I'll note that it's not clear that FDR ever actually said "Now make me do it" -- he's reported to have said it to A. Philip Randolph, the civil rights leader, though the story doesn't come up in Randolph biographies, and FDR was notably weak on civil rights. Nevertheless, it's a good story.

This is a good yarn, too:

...As that story goes, not long after Clinton's health care reform proposal went down to defeat in the Senate, Bill ran into Bernie [Sanders, then a Vermont congressman], and Bernie approached him gravely and said "Mr. President, I am so sorry. I failed you on health care."

... "What do you mean, Bernie?" asked Clinton. "You were with me every step of the way!"

"Exactly," said Sanders. "I should have been burning you in effigy on the steps of the Capitol. Then people would have understood how moderate your plan really was."

And I agree -- that's close to what was needed.

But it wouldn't have been enough. Having a left-leaning member of Congress or two to the president's left isn't sufficient. (Aimai thinks Obama should have used Howard Dean as a foil. I don't think he and Anthony Weiner and a handful of other pols and ex-pols would have been nearly enough.) What was needed -- and, yes, I say this all the time -- was a movement to Obama's left on health care, a large number of people supporting a far more progressive plan than was politically feasible.

But (and I say this all the time, too) we don't have a large progressive bloc in this country. We need a bigger progressive bloc. I'll say it again: we need to make more liberals.

Could Obama, as Aimai says, have "whip[ped] up popular anger" and "create[d] a groundswell for major progressive reform"? I don't see it -- not in a still-quite-Reaganite country, not even with his rhetorical gifts. (He had a huge volunteer army in '08, but I think it's far from certain that they would have all agreed on this approach.) And even if he could, he'd be the scary radical with the scary radical plan -- he'd be the Bad Left Cop and it would be up to (probably) the Blue Dogs to play the Good Cops, and we'd be pretty much where we are now.

We needed to be to Obama's left -- and we never were in sufficient numbers and with sufficient force.

Which leads me to something else Neffinger says:

... As dispiriting as where this leaves us on healthcare is what it portends for the future. After this endgame, ... these jokers will be emboldened to be even more stubborn in legislative fights to come. Next up we have Wall Street reform, a desperately needed jobs bill, and even more desperately needed energy bill and the reliably contentious issue of immigration reform. What are the chances of passing any decent bill on any of those issues in the wake of this historic cave-in?

Well, yeah. But I say if you have no reasonable chance of success in a huge political fight, don't take that fight on. Pull back and hunker down. Play small ball for a while. Because every huge fight you lose makes you look weaker -- and thus makes the next big fight even less winnable. Every failure discredits the party and the liberalism with which it's (rightly or wrongly) associated.

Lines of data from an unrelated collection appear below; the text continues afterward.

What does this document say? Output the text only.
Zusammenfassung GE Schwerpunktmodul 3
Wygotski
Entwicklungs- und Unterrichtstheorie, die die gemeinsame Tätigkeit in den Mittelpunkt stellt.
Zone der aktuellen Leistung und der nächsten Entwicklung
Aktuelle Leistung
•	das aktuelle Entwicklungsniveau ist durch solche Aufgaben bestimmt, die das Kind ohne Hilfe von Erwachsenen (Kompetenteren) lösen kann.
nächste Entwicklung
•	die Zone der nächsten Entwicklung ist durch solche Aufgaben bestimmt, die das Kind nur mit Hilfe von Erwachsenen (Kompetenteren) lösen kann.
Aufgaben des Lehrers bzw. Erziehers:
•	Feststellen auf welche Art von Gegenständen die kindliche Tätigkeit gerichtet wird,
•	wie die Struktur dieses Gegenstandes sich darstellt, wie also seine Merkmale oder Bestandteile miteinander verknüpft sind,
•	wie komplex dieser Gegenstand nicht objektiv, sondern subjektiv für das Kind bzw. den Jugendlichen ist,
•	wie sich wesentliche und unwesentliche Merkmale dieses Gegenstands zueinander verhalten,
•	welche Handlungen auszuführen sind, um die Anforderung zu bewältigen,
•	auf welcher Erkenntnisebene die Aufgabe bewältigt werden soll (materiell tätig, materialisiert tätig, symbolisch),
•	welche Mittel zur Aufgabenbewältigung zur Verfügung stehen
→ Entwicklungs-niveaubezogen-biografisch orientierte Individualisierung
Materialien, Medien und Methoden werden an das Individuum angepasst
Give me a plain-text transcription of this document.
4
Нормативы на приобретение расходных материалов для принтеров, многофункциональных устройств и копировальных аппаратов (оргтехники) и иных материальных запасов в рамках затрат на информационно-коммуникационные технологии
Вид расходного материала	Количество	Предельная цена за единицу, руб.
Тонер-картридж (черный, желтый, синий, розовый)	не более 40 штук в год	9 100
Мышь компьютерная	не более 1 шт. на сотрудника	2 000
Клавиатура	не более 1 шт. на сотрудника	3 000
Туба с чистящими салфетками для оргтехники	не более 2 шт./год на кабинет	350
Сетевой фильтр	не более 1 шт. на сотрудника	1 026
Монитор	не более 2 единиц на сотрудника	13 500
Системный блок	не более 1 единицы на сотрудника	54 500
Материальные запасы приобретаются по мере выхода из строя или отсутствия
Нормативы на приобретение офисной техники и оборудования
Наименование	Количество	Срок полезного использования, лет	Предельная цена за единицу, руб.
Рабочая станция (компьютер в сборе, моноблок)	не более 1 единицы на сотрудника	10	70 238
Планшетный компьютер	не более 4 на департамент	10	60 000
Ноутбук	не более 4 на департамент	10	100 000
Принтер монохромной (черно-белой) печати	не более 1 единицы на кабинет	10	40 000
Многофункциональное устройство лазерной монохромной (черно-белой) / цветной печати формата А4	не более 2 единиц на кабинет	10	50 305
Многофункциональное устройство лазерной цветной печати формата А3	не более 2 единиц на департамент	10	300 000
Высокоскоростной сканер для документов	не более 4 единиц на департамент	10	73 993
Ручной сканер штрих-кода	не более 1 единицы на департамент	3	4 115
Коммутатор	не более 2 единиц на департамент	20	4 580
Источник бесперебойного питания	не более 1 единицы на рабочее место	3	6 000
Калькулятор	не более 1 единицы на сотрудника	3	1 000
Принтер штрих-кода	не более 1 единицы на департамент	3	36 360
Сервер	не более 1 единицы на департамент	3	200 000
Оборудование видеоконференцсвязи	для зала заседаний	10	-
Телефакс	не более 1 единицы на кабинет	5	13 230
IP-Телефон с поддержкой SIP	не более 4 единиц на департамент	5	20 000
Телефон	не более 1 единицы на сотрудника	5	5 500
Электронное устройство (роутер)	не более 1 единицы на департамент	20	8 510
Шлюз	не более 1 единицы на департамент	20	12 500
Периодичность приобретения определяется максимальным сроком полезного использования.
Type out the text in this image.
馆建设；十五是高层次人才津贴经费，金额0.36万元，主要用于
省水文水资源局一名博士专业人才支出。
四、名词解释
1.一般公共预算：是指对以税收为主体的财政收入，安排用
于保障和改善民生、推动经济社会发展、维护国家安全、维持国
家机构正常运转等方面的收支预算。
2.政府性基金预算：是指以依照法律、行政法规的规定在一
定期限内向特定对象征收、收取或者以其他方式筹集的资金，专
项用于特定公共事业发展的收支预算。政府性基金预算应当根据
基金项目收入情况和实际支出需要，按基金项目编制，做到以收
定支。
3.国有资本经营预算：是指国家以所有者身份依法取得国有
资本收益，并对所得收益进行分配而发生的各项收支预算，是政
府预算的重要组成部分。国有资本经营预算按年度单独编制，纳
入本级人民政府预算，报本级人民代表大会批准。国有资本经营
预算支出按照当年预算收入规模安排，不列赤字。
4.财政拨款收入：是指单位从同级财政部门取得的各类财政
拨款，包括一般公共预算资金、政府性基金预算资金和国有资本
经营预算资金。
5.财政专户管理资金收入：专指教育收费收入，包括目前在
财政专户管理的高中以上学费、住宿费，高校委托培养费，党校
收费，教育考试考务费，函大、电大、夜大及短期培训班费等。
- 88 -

For the love of God, don't do immigration next year. Talk about third rails in American politics -- hell, Bush, Saint McCain, the business community, and a Democratic Congress combined couldn't get this done. (There are a lot of ordinary people in favor of immigration reform, but they're, y'know, brown, so the rest of America feels free to ignore them.) And I'd put off cap-and-trade, at least until the pro-science community gets a pulse and learns how to mount a serious pushback against denialism.

But Wall Street reform and jobs? Mr. President, you have a huge crowd calling for blood out there. On Wall Street, a bit of the rhetoric from the Paulist right is almost identical to the rhetoric on the left.

Use the anger to get something good. Tell the fat cats that if there's a double dip and another round of bailouts is needed, you're going to agree with the teabaggers and say "No bailouts this time." Tell them, "Look, if I'm going down, if Main Street America is going down, this time you're going with us."

I know this is never going to happen. But it should.